The presentation is divided in two parts. In the first, I present Haslanger’s view, as characterized by the two following theses: (i) there is an objective basis for gender distinction; and (ii) this basis is not the product of discursive effect. In my analysis, particular attention is given to her critique of anti-objectivism in relation to sexual categories and to the so-called “ubiquity of mediation thesis”, i. e., that all of our access to reality is mediated by language and knowledge. In the second part, I show why Haslanger’s approach is inadequate, by showing that sexed entities are neither natural kinds (i.e. common essences which a group may share), nor “objective types” (i.e. unities without an underlying essence). Here is a more detailed layout of my argument.
There is a genuinely metaphysical disagreement about whether our gender classifications capture a natural kind or a social kind. According to the genuine nominalist, the world by itself can’t tell us what gender is and humans create categories of sexual preference and behavior: a person is regarded as a “woman” or “man” because they are induced to believe that humans are either “woman” or “man”. Realists hold that this is not the case: humans are differentiated sexually as the woman/man dichotomy exists in reality. Haslanger is critical of both approaches: according to her, gender is an “objective type” (a group of things that have a certain unity) and a social kind of unity (not discursively constructed). On her approach, there is some non-random or non-arbitrary basis for the gender unity and this unity is not a matter of sharing properties. Haslanger’s idea is that gender as a concept is discursively constructed, but gender by itself is independent of us.

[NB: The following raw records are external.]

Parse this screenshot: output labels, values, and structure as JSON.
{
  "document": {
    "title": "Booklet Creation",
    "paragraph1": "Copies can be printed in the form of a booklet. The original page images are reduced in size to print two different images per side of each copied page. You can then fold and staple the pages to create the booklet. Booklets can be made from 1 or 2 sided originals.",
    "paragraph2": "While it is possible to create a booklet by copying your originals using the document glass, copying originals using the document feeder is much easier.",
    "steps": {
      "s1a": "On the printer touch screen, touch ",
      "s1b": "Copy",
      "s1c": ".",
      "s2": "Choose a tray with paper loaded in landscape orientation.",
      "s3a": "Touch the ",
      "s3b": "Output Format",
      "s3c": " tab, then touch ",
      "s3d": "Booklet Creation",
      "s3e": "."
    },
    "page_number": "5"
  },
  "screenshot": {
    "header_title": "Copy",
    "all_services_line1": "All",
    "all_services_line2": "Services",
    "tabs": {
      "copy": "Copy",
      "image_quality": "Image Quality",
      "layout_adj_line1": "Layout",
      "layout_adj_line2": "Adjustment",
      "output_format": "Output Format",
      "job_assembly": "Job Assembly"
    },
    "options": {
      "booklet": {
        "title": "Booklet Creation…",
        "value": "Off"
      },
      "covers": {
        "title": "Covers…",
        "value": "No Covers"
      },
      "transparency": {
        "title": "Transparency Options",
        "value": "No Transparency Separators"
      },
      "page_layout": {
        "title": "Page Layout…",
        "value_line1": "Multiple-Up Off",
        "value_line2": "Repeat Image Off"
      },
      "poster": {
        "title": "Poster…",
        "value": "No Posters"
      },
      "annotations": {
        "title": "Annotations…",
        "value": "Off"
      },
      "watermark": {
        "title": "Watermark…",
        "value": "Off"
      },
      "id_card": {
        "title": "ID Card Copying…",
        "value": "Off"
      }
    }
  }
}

Unfortunaly, Haslanger’s defense of objectivism is given without specifying what precisely is objective about sexual difference, and a conflict – I will suggest – emerges between her realistic view and her social constructionist accounts of gender. More specifically, Haslanger’s account falls short of two defects. It does not adequately capture the fact that each person’s gender identity is unique. Furthermore, it disconnects gender from the fact that criteria for distinguishing sexes differ across times and places. These defects, I argue, may be resolved by thinking of gender as referring to tropes, that is particularized property manifestation can only exist in one location at one time. Womanness, for example, is neither the special way a woman participates in a universal, nor a peculiar quality of a woman, but simply something that a particular person – and that person alone – has. Such a way of thinking about gender allows us to see a woman without identifying common attributes that all women have, or without implying that all women have a common – natural or social – identity and to explain what it is for two tokens (individual instances) to be of the same type in terms of resemblance. As result, I conclude, one’s gender may not be entirely stable and there is no feature of identity or unity itself that all women share.